3) Dukungan. Situasi yang terbuka untuk mendukung komunikasi berlangsung efektif.
4) Rasa positif. Seseorang harus memiliki perasaan positif terhadap dirinya, mendorong orang lain lebih aktif berpartisipasi, dan menciptakan situasi komunikasi kondusif untuk interaksi yang efektif.

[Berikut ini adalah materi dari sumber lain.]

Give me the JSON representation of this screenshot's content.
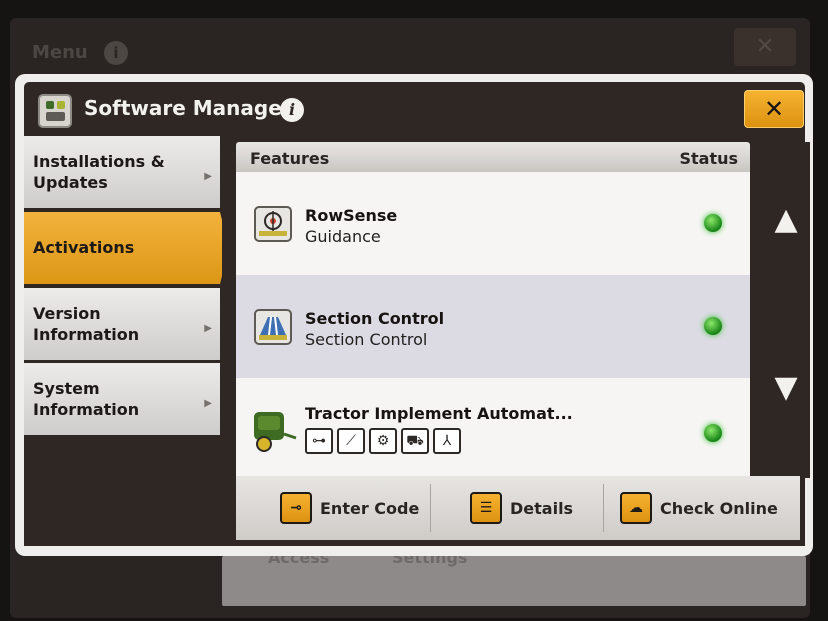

5) Kesetaraan. Pengakuan secara diamdiam bahwa kedua belah pihak menghargai, berguna dan mempunyai sesuatu yang penting untuk disumbangkan. Sebagai sarana untuk mencapai suatu kesepakatan atau kesetaraan pandangan atau pendapat.
 
Dengan demikian, peran empati dalam meningkatkan kualitas komunikasi antarindividu sangatlah signifikan. Empati memungkinkan individu untuk merasakan dan memahami perasaan serta perspektif orang lain, menjadi dasar untuk membangun hubungan interpersonal yang sehat. Kurangnya kemampuan empati dan komunikasi interpersonal yang efektif dapat menghasilkan konflik, ketidakpahaman, dan ketegangan dalam hubungan, yang pada akhirnya dapat memengaruhi kualitas hidup. 
 
Oleh karena itu, penting untuk memperhatikan dan mengembangkan kemampuan empati serta efektivitas komunikasi interpersonal. Melalui keterbukaan, empati, dukungan, rasa positif, dan kesetaraan dalam komunikasi interpersonal, kita dapat membangun hubungan yang lebih sehat, produktif, dan bermakna dengan orang lain, yang pada gilirannya akan meningkatkan kualitas hidup secara keseluruhan.